Die Betheiligung am Selfgovernment der Gemeinde ist in der Schweiz die treffliche Vorschule für die Betheiligung an Staatsgeschäften. Der angehende Politiker lernt, indem er sich zuvörderst mit Gemeindesachen befaßt, die Dinge ansehen, wie sie sind. Statt ein idealistischer Wolkenwandler zu werden, wird er ein praktischer Realist, der die „Thatsachen“ sehr respectirt, nicht selten vielleicht allzu sehr, und sich gewöhnt und bescheidet, das Nächstliegende, Mögliche, Erreichbare anzustreben. Diese Anschauungs- und Handlungsweise überträgt der schweizerische Politiker von den Geschäften der Gemeinde auch auf die des Staats, und daher das durchaus praktische Sichbescheiden schweizerischer Staatsmänner, die Interessen ihres Landes zu fördern und die „Weltverbesserung“, die „hohe Politik“ andern Leuten zu überlassen, etwa uns Deutschen, welche ja stets bereit sind, draußen aller Welt politischen Idealismus vorzudociren, während wir daheim Hassenpflug’sche und ähnliche Wirklichkeit treugehorsamst uns gefallen lassen. Man wirft den Staatsmännern der Schweiz vor, ihr Horizont sei ein enger. Nun ja, er mag nicht über die Grenzen der Eidgenossenschaft hinausreichen; aber innerhalb dieser Grenzen haben sie es verstanden, ihr Land zum blühendsten und glücklichsten Europas zu machen.

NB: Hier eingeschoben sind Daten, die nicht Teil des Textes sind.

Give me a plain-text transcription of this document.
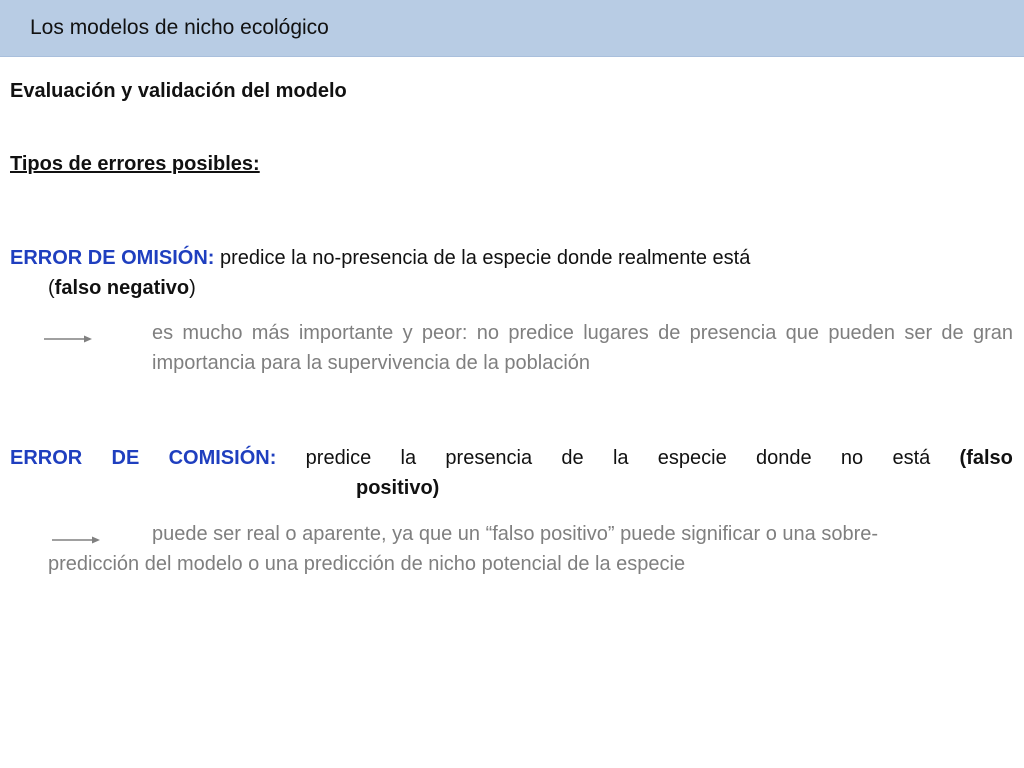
Los modelos de nicho ecológico
Evaluación y validación del modelo
Tipos de errores posibles:
ERROR DE OMISIÓN: predice la no-presencia de la especie donde realmente está
(falso negativo)
es mucho más importante y peor: no predice lugares de presencia que pueden ser de gran importancia para la supervivencia de la población
ERROR DE COMISIÓN: predice la presencia de la especie donde no está (falso
positivo)
puede ser real o aparente, ya que un “falso positivo” puede significar o una sobre-
predicción del modelo o una predicción de nicho potencial de la especie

Der im Vorstehenden angedeutete politische Bildungsgang war auch der Furrer’s. Mit dem Jahr 1831 begann er in der Behandlung der Gemeindeangelegenheiten seiner Vaterstadt sich bemerkbar zu machen. Es handelte sich um eine durchgreifende Umgestaltung der Stadtverfassung, und da ist es Furrer gewesen, welcher die Grundsätze und Forderungen der neuen Zeit siegreich zur Geltung brachte. Die neue, im liberalen Geist entworfene Verfassung seiner Heimathgemeinde war vorzugsweise das Werk Furrer’s, dessen Name von da an in weiteren Kreisen guten Klang bekam. Er übersiedelte nach Zürich, wo seine Praxis als „Fürsprech“ rasch eine sehr glänzende, aber auch höchst beschwerliche wurde und wo er als ein Ebenbürtiger und sehr Willkommener in den Kreis der Männer eintrat, welche damals das ruhmvolle Werk der Regeneration des Cantons Zürich vollbrachten und in Verbindung mit ihren Gesinnungs- und Parteigenossen in den übrigen Cantonen das Werk der Regeneration der Eidgenossenschaft vorbereiteten. Es war eine hoffnungsreiche, schöpfungsfreudige, thatkräftige Zeit, welche, wenngleich nicht „alle Blüthenträume reiften“, für die Schweiz unendlich fruchtbar geworden ist. Furrer hatte an diesem Reformwerke seinen redlichen Antheil. Im Jahre 1834 in den Großen Rath (die gesetzgebende Behörde) und drei Jahre später in den Erziehungsrath gewählt, hat er in beiden Behörden viel und erfolgreich gearbeitet. Die Spuren seiner Thätigkeit kann der Kundige in den gesetzgeberischen Acten jener Zeit leicht verfolgen.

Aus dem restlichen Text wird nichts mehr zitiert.